Asian Angle | China’s moralising of public policy risks eroding gains in human welfare
- The government’s moralising and patronising reaction to youth unemployment could be disastrous for China’s young people
- Lazy paternalism impedes policy change and allows authorities to avoid difficult reforms needed to improve the economy
Policymaking in the mainland has, in recent years, become characterised less by pragmatism, experimentation and improvisation, and more by ideology, morality and security (in which policies are increasingly seen through the lens of national security, often at the expense of economic growth).

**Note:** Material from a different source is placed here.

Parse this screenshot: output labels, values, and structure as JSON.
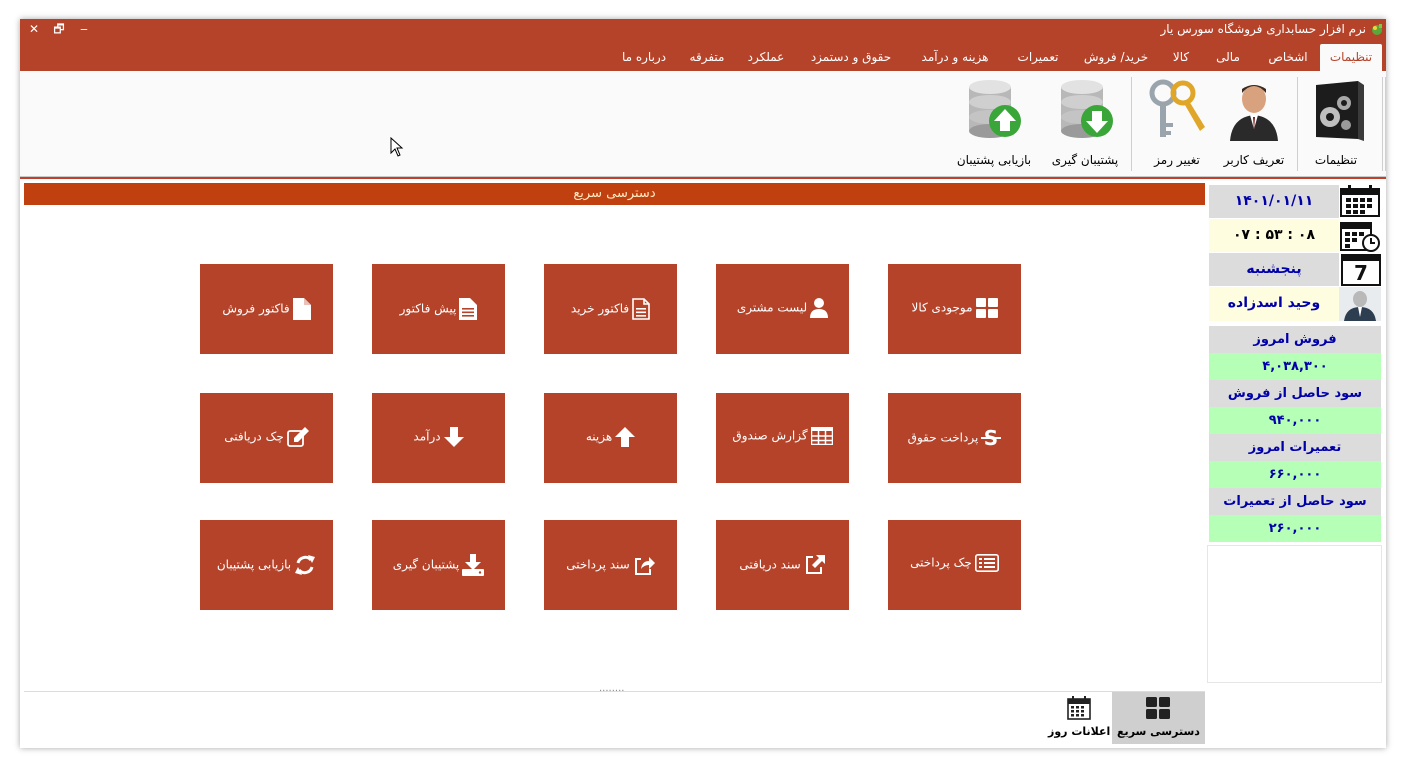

This shift has significant ramifications: it risks eroding the gains in human welfare that 40 years of reform and opening – an era in which Chinese policymaking was highly pragmatic and adaptive – delivered.
Moralising public policy carries more risks in the long-term than whatever short-term benefits and political advantage such an approach brings.
China’s zero-Covid policy for much of the pandemic is perhaps the most salient example of how moralising a policy issue can be self-defeating. For more than two years, Chinese authorities defended and implemented the draconian, even inhumane, policy, while criticising and denigrating other countries that had switched to “living-with-Covid” – calling them reckless, callous, and Darwinian. Zero-Covid zealotry trumped science and evidence; the policy was ideologised and moralised, and citizens were told to persevere (a moral virtue) because “perseverance is victory”.
Persisting with zero-Covid was ultimately disastrous for China, especially its under-vaccinated elderly population. When the central government abruptly dropped its zero-Covid policy, the unspoken policy was Covid-for-everyone. Most credible estimates put the Covid death toll at 1 million to 1.5 million people (a very high mortality rate of about one in 1,000 people in just over three months).
The rhetoric the Chinese state is now adopting in response to the stubbornly high youth unemployment rate – which stands at around 20 per cent – reflects the same moralising, victim-blaming, and valorisation of “struggle” and “perseverance” that accompanied zero-Covid. And just as zero-Covid was ultimately tragic for China’s elderly, the Chinese government’s moralising and patronising reaction to youth unemployment could be disastrous for China’s youth.